I have the following function
which worked well in the past, but now the company who is sending us the CSV has added a new field which sometimes has newlines (\r\n). This function will no longer support us because (line = readFile.ReadLine()) splits at each newline.
What is the best way to modify the existing function to only split at newlines that aren't enclosed in double quotes?
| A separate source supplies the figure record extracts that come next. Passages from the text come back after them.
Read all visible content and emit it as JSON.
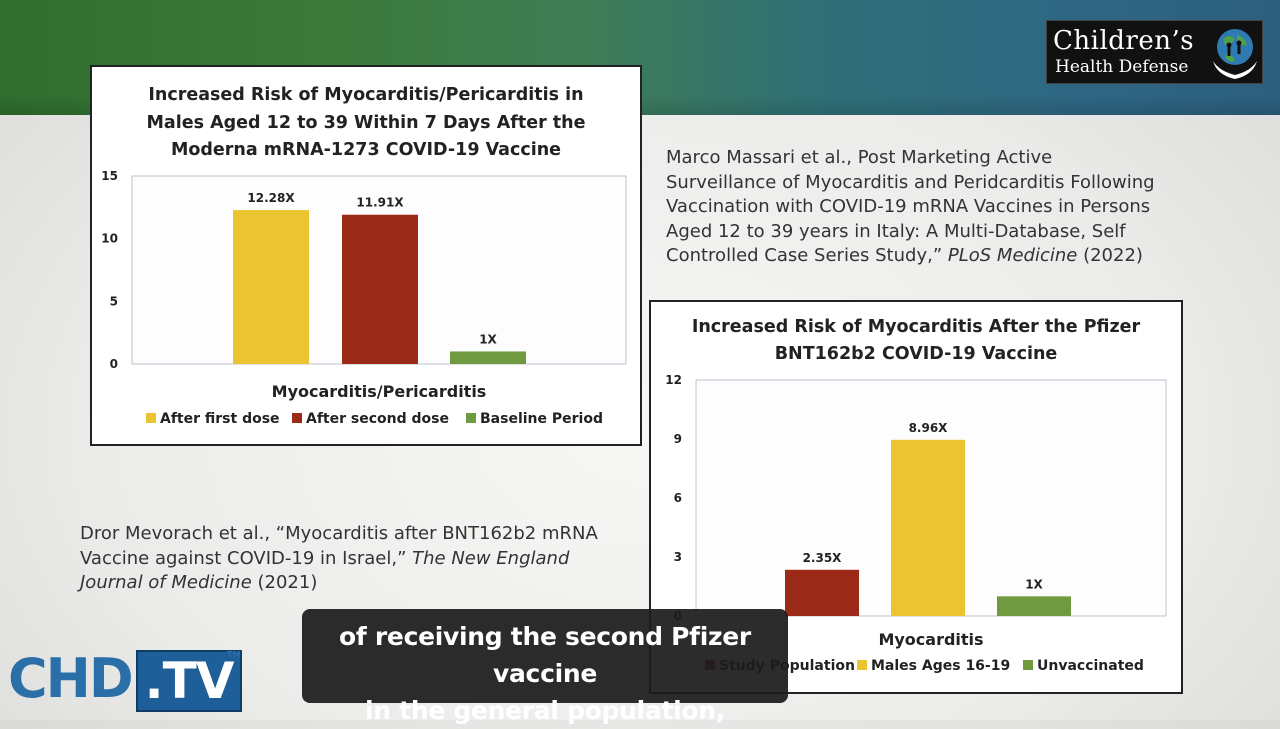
{
  "colors": {
    "yellow": "#ebc531",
    "red": "#9b2a18",
    "green": "#6f9a3f",
    "dark_red": "#7a1a0c"
  },
  "logo": {
    "line1": "Children’s",
    "line2": "Health Defense",
    "icon": "globe-hands-icon"
  },
  "citations": {
    "massari": {
      "lines": [
        "Marco Massari et al., Post Marketing Active",
        "Surveillance of Myocarditis and Peridcarditis Following",
        "Vaccination with COVID-19 mRNA Vaccines in Persons",
        "Aged 12 to 39 years in Italy: A Multi-Database, Self",
        "Controlled Case Series Study,” "
      ],
      "journal": "PLoS Medicine",
      "year": " (2022)"
    },
    "mevorach": {
      "line1": "Dror Mevorach et al., “Myocarditis after BNT162b2 mRNA",
      "line2a": "Vaccine against COVID-19 in Israel,” ",
      "line2b": "The New England",
      "line3a": "Journal of Medicine",
      "line3b": " (2021)"
    }
  },
  "caption": {
    "line1": "of receiving the second Pfizer vaccine",
    "line2": "in the general population,"
  },
  "brand": {
    "chd": "CHD",
    "tv": ".TV",
    "tm": "TM"
  },
  "chart_data": [
    {
      "type": "bar",
      "title_lines": [
        "Increased Risk of Myocarditis/Pericarditis in",
        "Males Aged 12 to 39 Within 7 Days After the",
        "Moderna mRNA-1273 COVID-19 Vaccine"
      ],
      "xlabel": "Myocarditis/Pericarditis",
      "ylim": [
        0,
        15
      ],
      "yticks": [
        0,
        5,
        10,
        15
      ],
      "grid": false,
      "legend_position": "bottom",
      "series": [
        {
          "name": "After first dose",
          "value": 12.28,
          "label": "12.28X",
          "color": "#ebc531"
        },
        {
          "name": "After second dose",
          "value": 11.91,
          "label": "11.91X",
          "color": "#9b2a18"
        },
        {
          "name": "Baseline Period",
          "value": 1,
          "label": "1X",
          "color": "#6f9a3f"
        }
      ]
    },
    {
      "type": "bar",
      "title_lines": [
        "Increased Risk of Myocarditis After the Pfizer",
        "BNT162b2 COVID-19 Vaccine"
      ],
      "xlabel": "Myocarditis",
      "ylim": [
        0,
        12
      ],
      "yticks": [
        0,
        3,
        6,
        9,
        12
      ],
      "grid": false,
      "legend_position": "bottom",
      "series": [
        {
          "name": "Study Population",
          "value": 2.35,
          "label": "2.35X",
          "color": "#9b2a18"
        },
        {
          "name": "Males Ages 16-19",
          "value": 8.96,
          "label": "8.96X",
          "color": "#ebc531"
        },
        {
          "name": "Unvaccinated",
          "value": 1,
          "label": "1X",
          "color": "#6f9a3f"
        }
      ]
    }
  ]
}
I suppose I could create a StreamReader extension and call it ReadEntry and basically recreate what ReadLine already does... but that sounds rather tedious and out of my skill level, to be honest.
Code:
/// <summary>
/// Pulls info from CSV file and stores each entry as list of string arrays
/// </summary>
/// <param name="path"></param>
/// <returns></returns>
public static List<string[]> parseCSV(string path)
{
//
List<string[]> parsedData = new List<string[]>();
try
{
using (StreamReader readFile = new StreamReader(path))
{
string line;
string[] row;
string pattern = ",(?=(?:[^\"]*\"[^\"]*\")*(?![^\"]*\"))"; //Should be commas that are not encapsulated in quotation marks
Regex r = new Regex(pattern);
while ((line = readFile.ReadLine()) != null)
{
row = r.Split(line);
parsedData.Add(row);
}
}
}
catch (Exception e)
{
MessageBox.Show(e.Message);
CommitSuicide();
}
return parsedData;
}
What is the best way to modify the existing function to only split at newlines that aren't enclosed in double quotes? I suppose I could create a StreamReader extension and call it ReadEntry and basically recreate what ReadLine already does... but that sounds rather tedious and out of my skill level, to be honest.